17 Mit Beschluss vom 12. Oktober 2017, V 46/2016 ua., wies der Verfassungsgerichtshof Anträge des Bundesfinanzgerichts auf Aufhebung des § 4 Abs. 6 der Sachbezugswerteverordnung, idF BGBl. II Nr. 467/2004, als zu eng gefasst zurück. Begründend führte der Verfassungsgerichtshof aus, mit dem Ansatz eines Sachbezugswertes solle jener Vorteil steuerlich erfasst werden, der darin bestehe, dass sich der Arbeitnehmer jenen Aufwand erspare, der ihm erwachsen würde, wenn er für die Kosten eines vergleichbaren Kraftfahrzeuges aus Eigenem aufkommen müsste (vgl. aus der damit in Einklang stehenden hg. Rechtsprechung VwGH 26.7.2017, Ra 2016/13/0043; 21.4.2016, 2013/15/0259; jeweils mwN). Nach dem System der Sachbezugswerteverordnung sei hierbei stets vom ursprünglichen Neuwert des Fahrzeuges auszugehen. Für Gebrauchtfahrzeuge seien gemäß § 4 Abs. 4 der Sachbezugswerteverordnung die Listenpreise im Zeitpunkt der erstmaligen Zulassung und alternativ die nachgewiesenen tatsächlichen Anschaffungskosten des Ersterwerbers anzusetzen. Im Fall einer (isolierten) Aufhebung des § 4 Abs. 6 der Sachbezugswerteverordnung wäre die Bewertung des Sachbezuges aus der Privatnutzung eines arbeitgebereigenen Kraftfahrzeuges nach § 4 Abs. 1 der Sachbezugswerteverordnung vorzunehmen und wären die tatsächlichen Anschaffungskosten für das Vorführkraftfahrzeug (nach Abzug der Sonderkondition für derartige Kraftfahrzeuge) anzusetzen, die der Kfz-Händler aufzuwenden gehabt habe. Ein solcher Inhalt der Bestimmung könne dem Verordnungsgeber aber nicht zugesonnen werden. Im Hinblick auf die einem Kfz-Händler für die Anschaffung von Vorführkraftfahrzeugen vom Hersteller bzw. Generalimporteur regelmäßig eingeräumten besonderen Konditionen wäre dann nämlich die Privatnutzung von Vorführkraftfahrzeugen gegenüber der privaten Nutzung anderer Kraftfahrzeuge unzulässig bevorzugt.

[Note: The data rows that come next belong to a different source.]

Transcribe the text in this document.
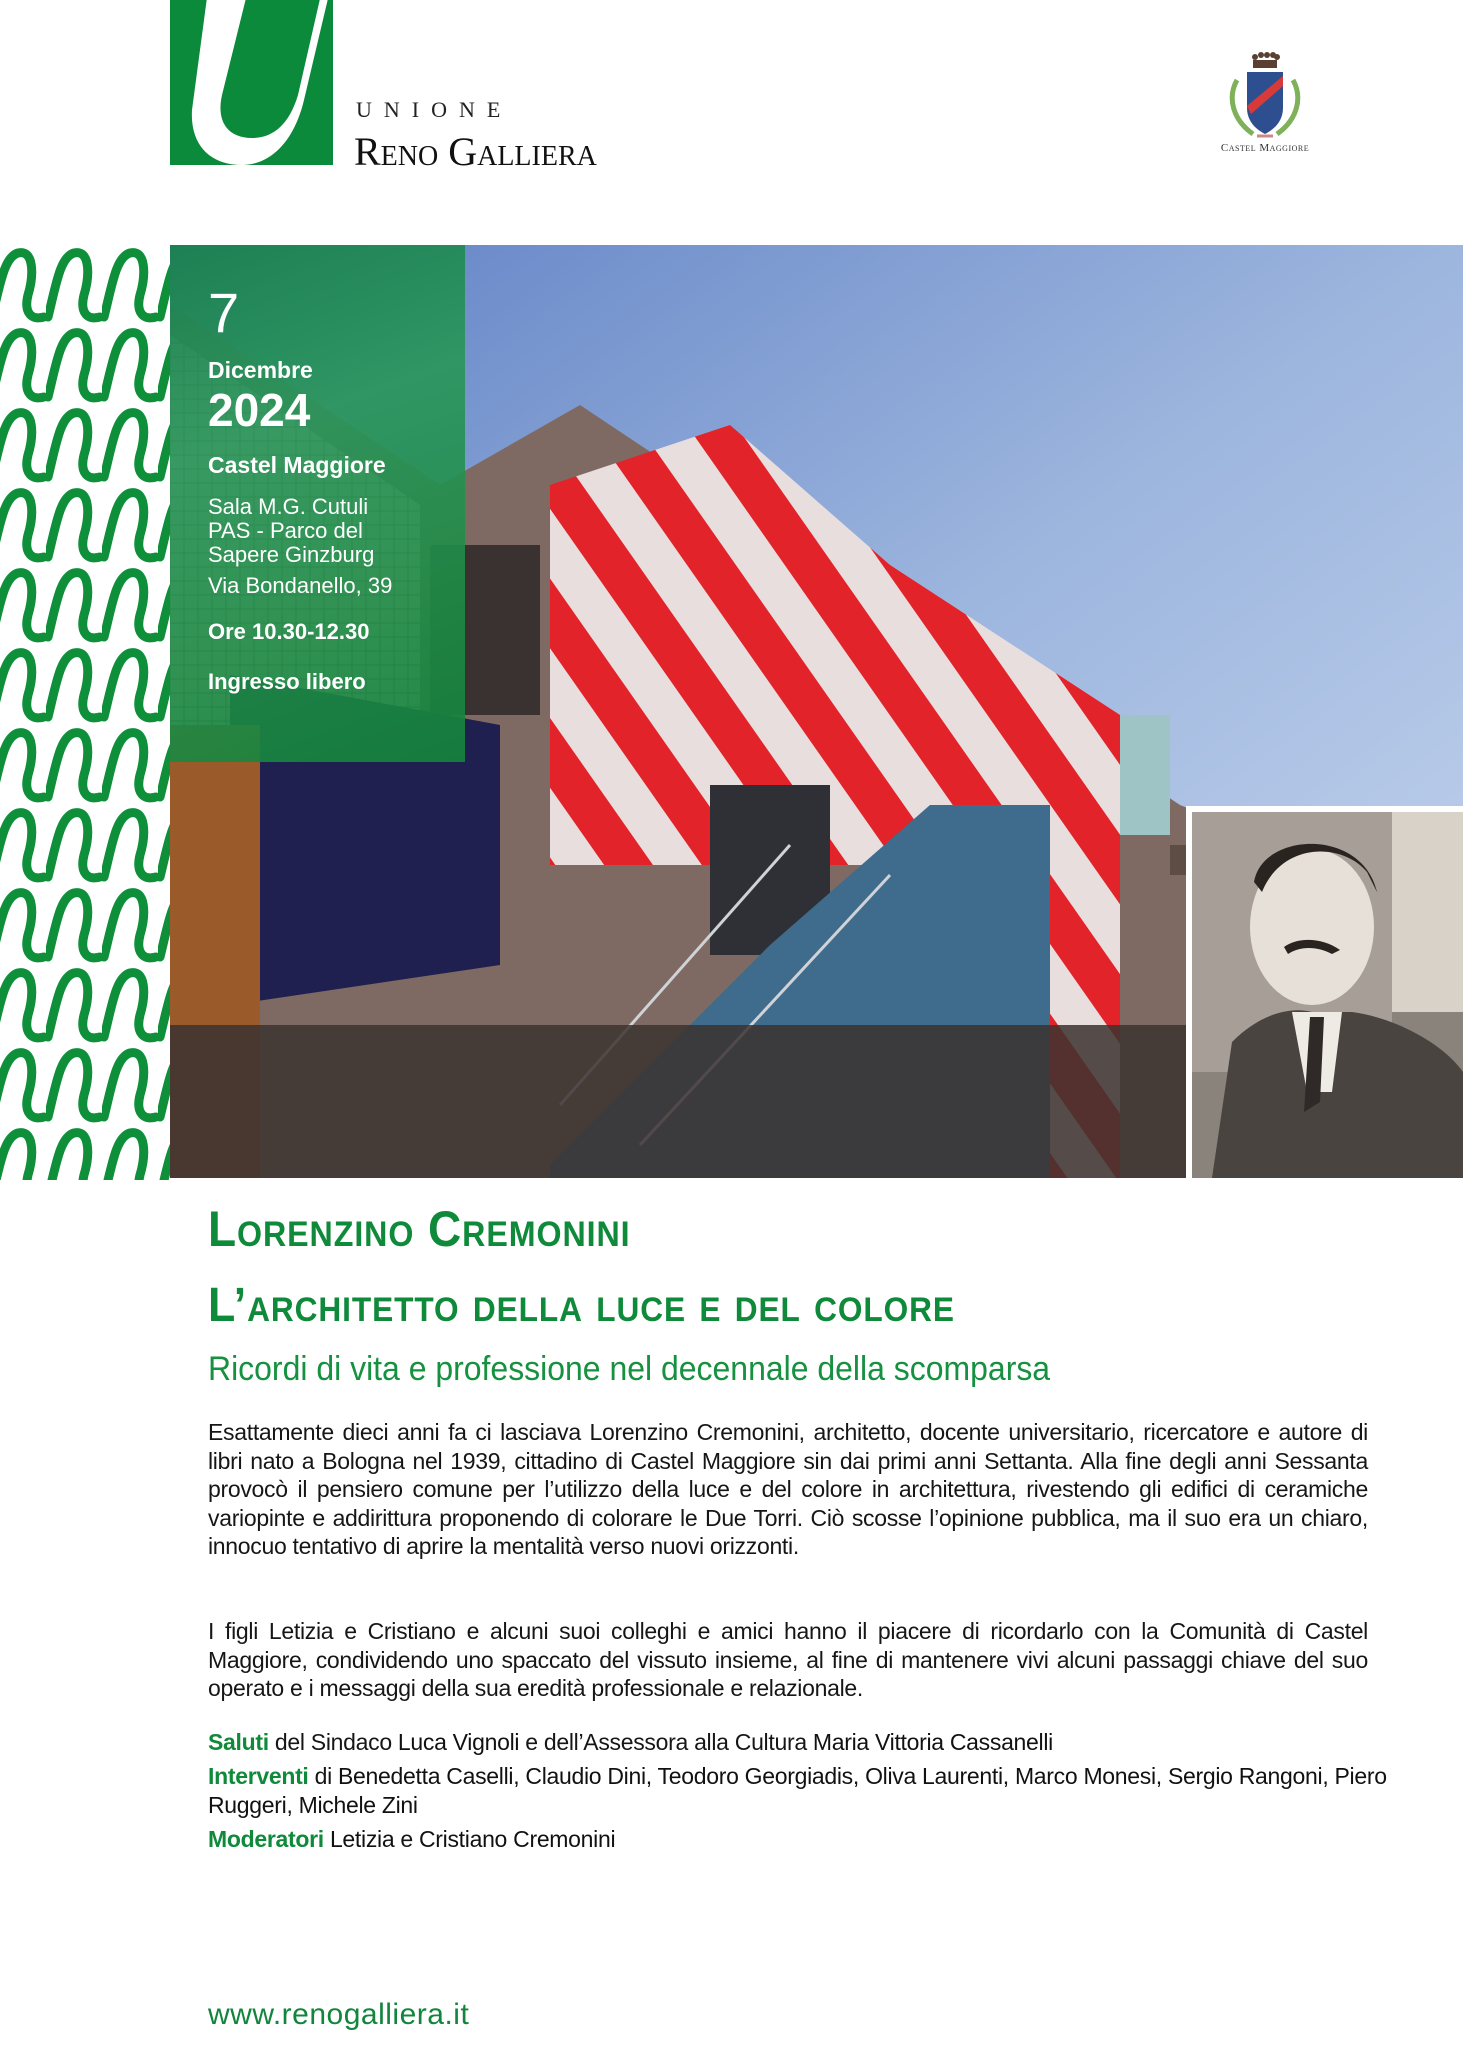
UNIONE
Reno Galliera	Castel Maggiore
7
Dicembre
2024
Castel Maggiore
Sala M.G. Cutuli
PAS - Parco del
Sapere Ginzburg
Via Bondanello, 39
Ore 10.30-12.30
Ingresso libero
Lorenzino Cremonini
L’architetto della luce e del colore
Ricordi di vita e professione nel decennale della scomparsa
Esattamente dieci anni fa ci lasciava Lorenzino Cremonini, architetto, docente universitario, ricercatore e autore di libri nato a Bologna nel 1939, cittadino di Castel Maggiore sin dai primi anni Settanta. Alla fine degli anni Sessanta provocò il pensiero comune per l’utilizzo della luce e del colore in architettura, rivestendo gli edifici di ceramiche variopinte e addirittura proponendo di colorare le Due Torri. Ciò scosse l’opinione pubblica, ma il suo era un chiaro, innocuo tentativo di aprire la mentalità verso nuovi orizzonti.
I figli Letizia e Cristiano e alcuni suoi colleghi e amici hanno il piacere di ricordarlo con la Comunità di Castel Maggiore, condividendo uno spaccato del vissuto insieme, al fine di mantenere vivi alcuni passaggi chiave del suo operato e i messaggi della sua eredità professionale e relazionale.
Saluti del Sindaco Luca Vignoli e dell’Assessora alla Cultura Maria Vittoria Cassanelli
Interventi di Benedetta Caselli, Claudio Dini, Teodoro Georgiadis, Oliva Laurenti, Marco Monesi, Sergio Rangoni, Piero Ruggeri, Michele Zini
Moderatori Letizia e Cristiano Cremonini
www.renogalliera.it
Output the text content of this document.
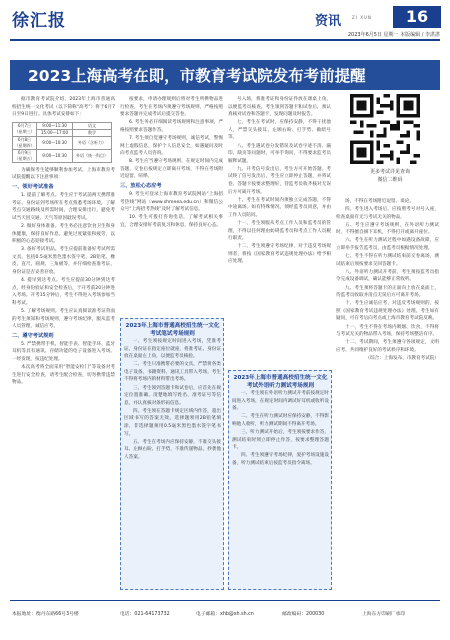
徐汇报	资讯	ZI XUN	16
2023年6月5日 星期一 本版编辑 / 李湛湛
2023上海高考在即，市教育考试院发布考前提醒
更多考试详见查询
微信二维码

据市教育考试院介绍，2023年上海市普通高校招生统一文化考试（以下简称“高考”）将于6月7日至9日进行。具体考试安排如下：

6月7日（星期三）	9:00—11:30	语文
	15:00—17:00	数学
6月8日（星期四）	9:00—10:30	外语（含听力）
6月9日（星期五）	9:00—10:30	外语（统一科目）

为确保考生能够顺利参加考试，上海市教育考试院提醒以下注意事项：

一、领好考试准备

1. 提前了解考点。考生应于考试前两天携带准考证、身份证到考场所在考点熟悉考场环境，了解考点交通路线及所需时间，合理安排出行，避免考试当天因交通、天气等原因耽误考试。

2. 做好身体准备。考生务必注意饮食卫生和身体健康，保持良好作息，避免过度紧张和疲劳，以积极的心态迎接考试。

3. 备好考试用品。考生应提前准备好考试所需文具，包括0.5毫米黑色墨水签字笔、2B铅笔、橡皮、直尺、圆规、三角板等，并仔细检查准考证、身份证是否妥善存放。

4. 提早到达考点。考生应提前30分钟到达考点，经身份验证和安全检查后，于开考前20分钟进入考场。开考15分钟后，考生不得进入考场参加当科考试。

5. 了解考场规则。考生应认真阅读准考证背面的考生须知和考场规则，遵守考场纪律，服从监考人员管理，诚信应考。

二、遵守考试规则

5. 严禁携带手机、智能手表、智能手环、蓝牙耳机等具有通讯、存储功能的电子设备进入考场。一经发现，按违纪处理。

本次高考将全面采用“智能安检门”等设备对考生进行安全检查，请考生配合检查，切勿携带违禁物品。

按要求，申请办理规则后将对考生所携物品进行检查，考生在考场内须遵守考场规则，严格按照要求答题并完成考试后提交答卷。

6. 考生务必仔细阅读考场规则和注意事项，严格按照要求答题作答。

7. 考生须自觉遵守考场规则，诚信考试，警惕网上虚假信息，保护个人信息安全，如遇疑问及时向考点监考人员咨询。

8. 考生应当遵守考场规则，在规定时间内完成答题，交卷后按规定立即离开考场，不得在考场附近逗留、喧哗。

三、放松心态应考

9. 考生可登录上海市教育考试院网站“上海招考热线”网站（www.shmeea.edu.cn）和微信公众号“上海招考热线”及时了解考试信息。

10. 考生可拨打咨询电话，了解考试相关事宜，合理安排好考前复习和休息，保持良好心态。

2023年上海市普通高校招生统一文化考试笔试考场规则

一、考生须按规定时间进入考场，凭准考证、身份证在指定座位就座，将准考证、身份证放在桌面左上角，以便监考员核验。

二、考生只准携带必要的文具，严禁将各类电子设备、书籍资料、通讯工具带入考场。考生不得将考场内的材料带出考场。

三、考生领到答题卡和试卷后，应首先在规定位置准确、清楚地填写姓名、准考证号等信息，并认真核对条形码信息。

四、考生须在答题卡规定区域内作答，超出区域书写的答案无效。选择题须用2B铅笔填涂，非选择题须用0.5毫米黑色墨水签字笔书写。

五、考生在考场内应保持安静，不准交头接耳、左顾右盼、打手势，不准传递物品、抄袭他人答案。

号入场，将准考证和身份证件放在课桌上角，以便监考员核查。考生领到答题卡和试卷后，须认真核对试卷和答题卡，发现问题及时报告。

七、考生在考试时，应保持安静，不得干扰他人，严禁交头接耳、左顾右盼、打手势、做暗号等。

八、考生遇试卷分发错误及试卷字迹不清、漏印、缺页等问题时，可举手询问，不得要求监考员解释试题。

九、开考信号发出后，考生方可开始答题。考试终了信号发出后，考生应立即停止答题，并将试卷、答题卡按要求整理好，待监考员收齐核对无误后方可离开考场。

十、考生在考试时间内须独立完成答题，不得中途离场。如有特殊情况，须经监考员同意，并由工作人员陪同。

十一、考生须服从考点工作人员和监考员的管理，不得以任何理由妨碍监考员和考点工作人员履行职责。

十二、考生须遵守考场纪律，对于违反考场规则者，将按《国家教育考试违规处理办法》给予相应处理。

2023年上海市普通高校招生统一文化考试外语听力测试考场规则

一、考生须在外语听力测试开考前按规定时间进入考场，在规定时间内调试好耳机或收听设备。

二、考生在听力测试时应保持安静，不得影响他人收听，听力测试期间不得离开考场。

三、听力测试开始后，考生须按要求作答，测试结束时须立即停止作答，按要求整理答题卡。

四、考生须遵守考场纪律，爱护考场设施设备，听力测试结束后按监考员指令离场。

场，不得在考场附近逗留、谈论。

四、考生进入考场后，应按照考号对号入座，检查桌面有无与考试无关的物品。

五、考生应遵守考场规则，在外语听力测试时，不得擅自摘下耳机，不得打开或离开座位。

六、考生在听力测试过程中如遇设备故障，应立即举手报告监考员，由监考员根据情况处理。

七、考生不得在听力测试结束前交卷离场，测试结束后须按要求交回答题卡。

八、外语听力测试开考前，考生须按监考员指令完成设备调试，确认能够正常收听。

九、考生须将答题卡的正面向上放在桌面上，待监考员收取并清点无误后方可离开考场。

十、考生应诚信应考，对违反考场规则的，按照《国家教育考试违规处理办法》处理。考生如有疑问，可在考后向考点或上海市教育考试院反映。

十一、考生不得在考场内吸烟、饮食，不得将与考试无关的物品带入考场，保持考场整洁有序。

十二、考试期间，考生须遵守各项规定，文明应考，共同维护良好的考试秩序和环境。

（综合：上海发布、市教育考试院）

本报地址：衡丹东路66号3号楼	电话：021-64173732	电子邮箱：xhb@xh.sh.cn	邮政编码：200030	上海东方印刷厂承印
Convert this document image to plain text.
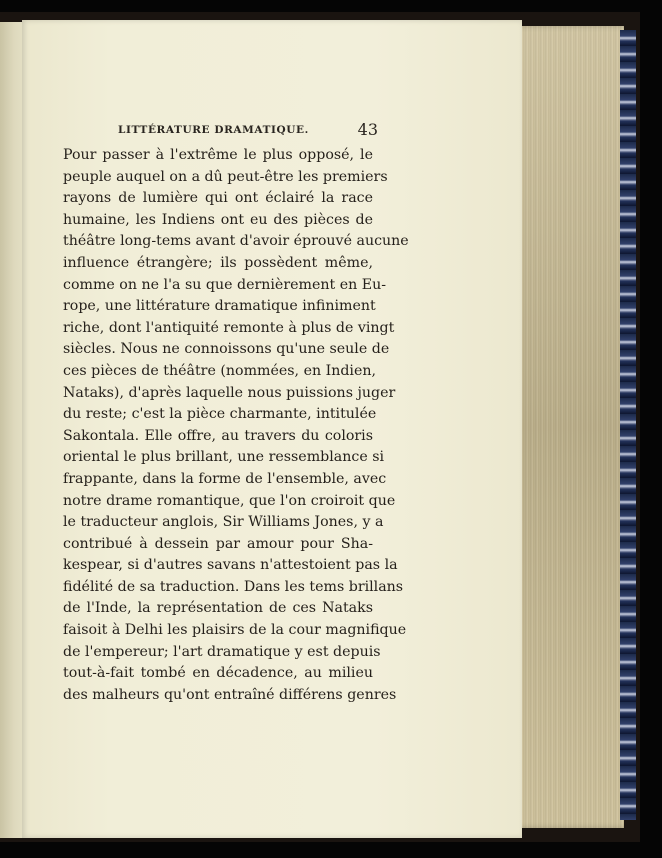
LITTÉRATURE DRAMATIQUE.	43
Pour passer à l'extrême le plus opposé, le
peuple auquel on a dû peut-être les premiers
rayons de lumière qui ont éclairé la race
humaine, les Indiens ont eu des pièces de
théâtre long-tems avant d'avoir éprouvé aucune
influence étrangère; ils possèdent même,
comme on ne l'a su que dernièrement en Eu-
rope, une littérature dramatique infiniment
riche, dont l'antiquité remonte à plus de vingt
siècles. Nous ne connoissons qu'une seule de
ces pièces de théâtre (nommées, en Indien,
Nataks), d'après laquelle nous puissions juger
du reste; c'est la pièce charmante, intitulée
Sakontala. Elle offre, au travers du coloris
oriental le plus brillant, une ressemblance si
frappante, dans la forme de l'ensemble, avec
notre drame romantique, que l'on croiroit que
le traducteur anglois, Sir Williams Jones, y a
contribué à dessein par amour pour Sha-
kespear, si d'autres savans n'attestoient pas la
fidélité de sa traduction. Dans les tems brillans
de l'Inde, la représentation de ces Nataks
faisoit à Delhi les plaisirs de la cour magnifique
de l'empereur; l'art dramatique y est depuis
tout-à-fait tombé en décadence, au milieu
des malheurs qu'ont entraîné différens genres
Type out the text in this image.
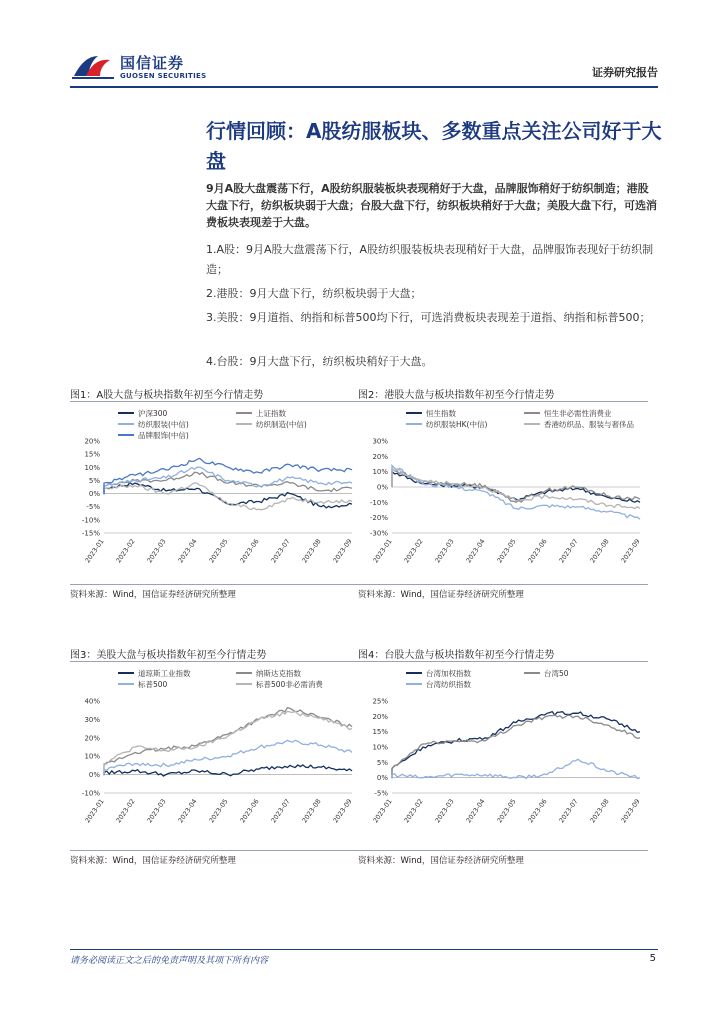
国信证券
GUOSEN SECURITIES	证券研究报告
行情回顾：A股纺服板块、多数重点关注公司好于大盘
9月A股大盘震荡下行，A股纺织服装板块表现稍好于大盘，品牌服饰稍好于纺织制造；港股大盘下行，纺织板块弱于大盘；台股大盘下行，纺织板块稍好于大盘；美股大盘下行，可选消费板块表现差于大盘。
1.A股：9月A股大盘震荡下行，A股纺织服装板块表现稍好于大盘，品牌服饰表现好于纺织制造；
2.港股：9月大盘下行，纺织板块弱于大盘；
3.美股：9月道指、纳指和标普500均下行，可选消费板块表现差于道指、纳指和标普500；
4.台股：9月大盘下行，纺织板块稍好于大盘。
图1：A股大盘与板块指数年初至今行情走势
沪深300	上证指数
纺织服装(中信)	纺织制造(中信)
品牌服饰(中信)
-15%
-10%
-5%
0%
5%
10%
15%
20%
2023-01 2023-02 2023-03 2023-04 2023-05 2023-06 2023-07 2023-08 2023-09
资料来源：Wind，国信证券经济研究所整理
图2：港股大盘与板块指数年初至今行情走势
恒生指数	恒生非必需性消费业
纺织服装HK(中信)	香港纺织品、服装与奢侈品
-30%
-20%
-10%
0%
10%
20%
30%
2023-01 2023-02 2023-03 2023-04 2023-05 2023-06 2023-07 2023-08 2023-09
资料来源：Wind，国信证券经济研究所整理
图3：美股大盘与板块指数年初至今行情走势
道琼斯工业指数	纳斯达克指数
标普500	标普500非必需消费
-10%
0%
10%
20%
30%
40%
2023-01 2023-02 2023-03 2023-04 2023-05 2023-06 2023-07 2023-08 2023-09
资料来源：Wind，国信证券经济研究所整理
图4：台股大盘与板块指数年初至今行情走势
台湾加权指数	台湾50
台湾纺织指数
-5%
0%
5%
10%
15%
20%
25%
2023-01 2023-02 2023-03 2023-04 2023-05 2023-06 2023-07 2023-08 2023-09
资料来源：Wind，国信证券经济研究所整理
请务必阅读正文之后的免责声明及其项下所有内容	5
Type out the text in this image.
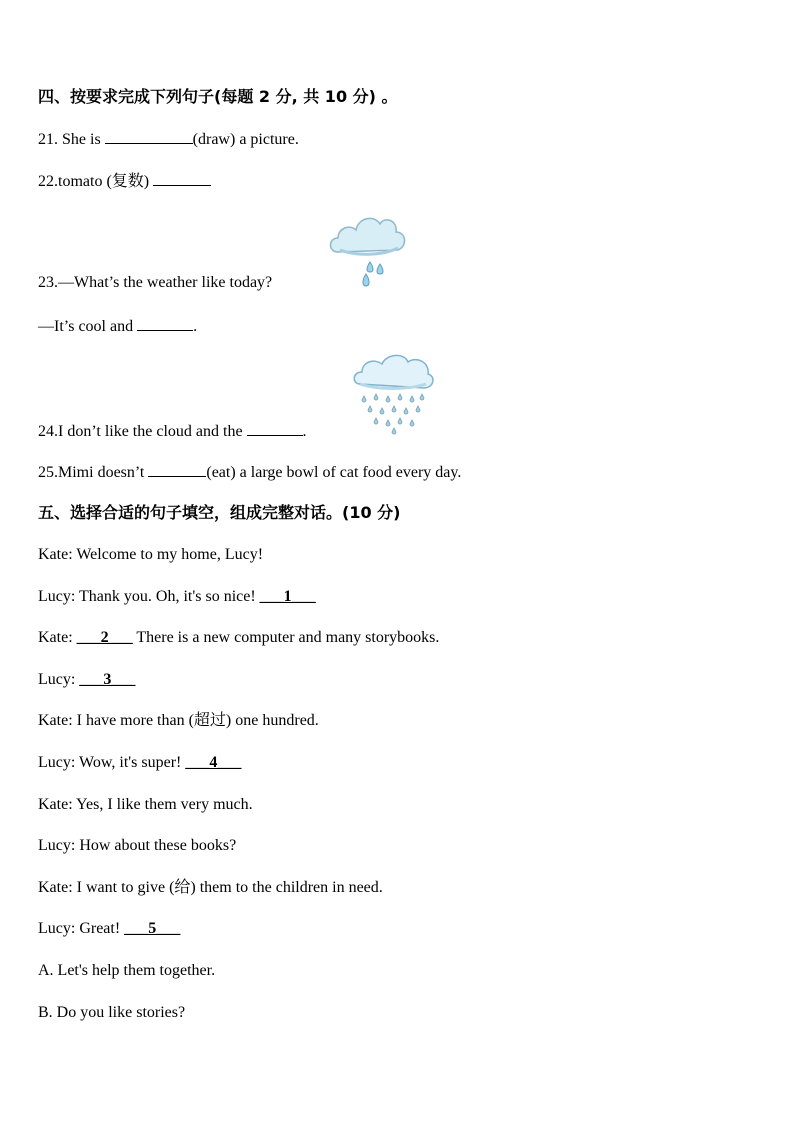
四、按要求完成下列句子(每题 2 分, 共 10 分) 。
21. She is	(draw) a picture.
22.tomato (复数)
23.—What’s the weather like today?
—It’s cool and	.
24.I don’t like the cloud and the	.
25.Mimi doesn’t	(eat) a large bowl of cat food every day.
五、选择合适的句子填空，组成完整对话。(10 分)
Kate: Welcome to my home, Lucy!
Lucy: Thank you. Oh, it's so nice! ___1___
Kate: ___2___ There is a new computer and many storybooks.
Lucy: ___3___
Kate: I have more than (超过) one hundred.
Lucy: Wow, it's super! ___4___
Kate: Yes, I like them very much.
Lucy: How about these books?
Kate: I want to give (给) them to the children in need.
Lucy: Great! ___5___
A. Let's help them together.
B. Do you like stories?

18 In Anknüpfung an diese Ausführungen des Verfassungsgerichtshofes hat der Verwaltungsgerichtshof mit Erkenntnis vom 21. November 2018, Ro 2016/13/0013, die Ansicht des Bundesfinanzgerichtes, der sich das BVwG im vorliegenden Fall angeschlossen hat, § 4 Abs. 6 der Sachbezugswerteverordnung komme nicht zur Anwendung, wenn ein Kfz-Händler seinen Dienstnehmern Vorführkraftfahrzeuge zur Privatnutzung überlasse, verworfen. Ergänzend hat der Verwaltungsgerichtshof mit näherer Begründung, auf die insoweit gemäß § 43 Abs. 2 zweiter Satz VwGG verwiesen wird, angemerkt, dass in einem derartigen Fall jedoch die Hinzurechnung der Normverbrauchsabgabe - zusätzlich zu dem Zuschlag von 20% nach § 4 Abs. 6 der Sachbezugswerteverordnung - zur Ermittlung der Bemessungsgrundlage der Sachbezugswerte unzulässig ist.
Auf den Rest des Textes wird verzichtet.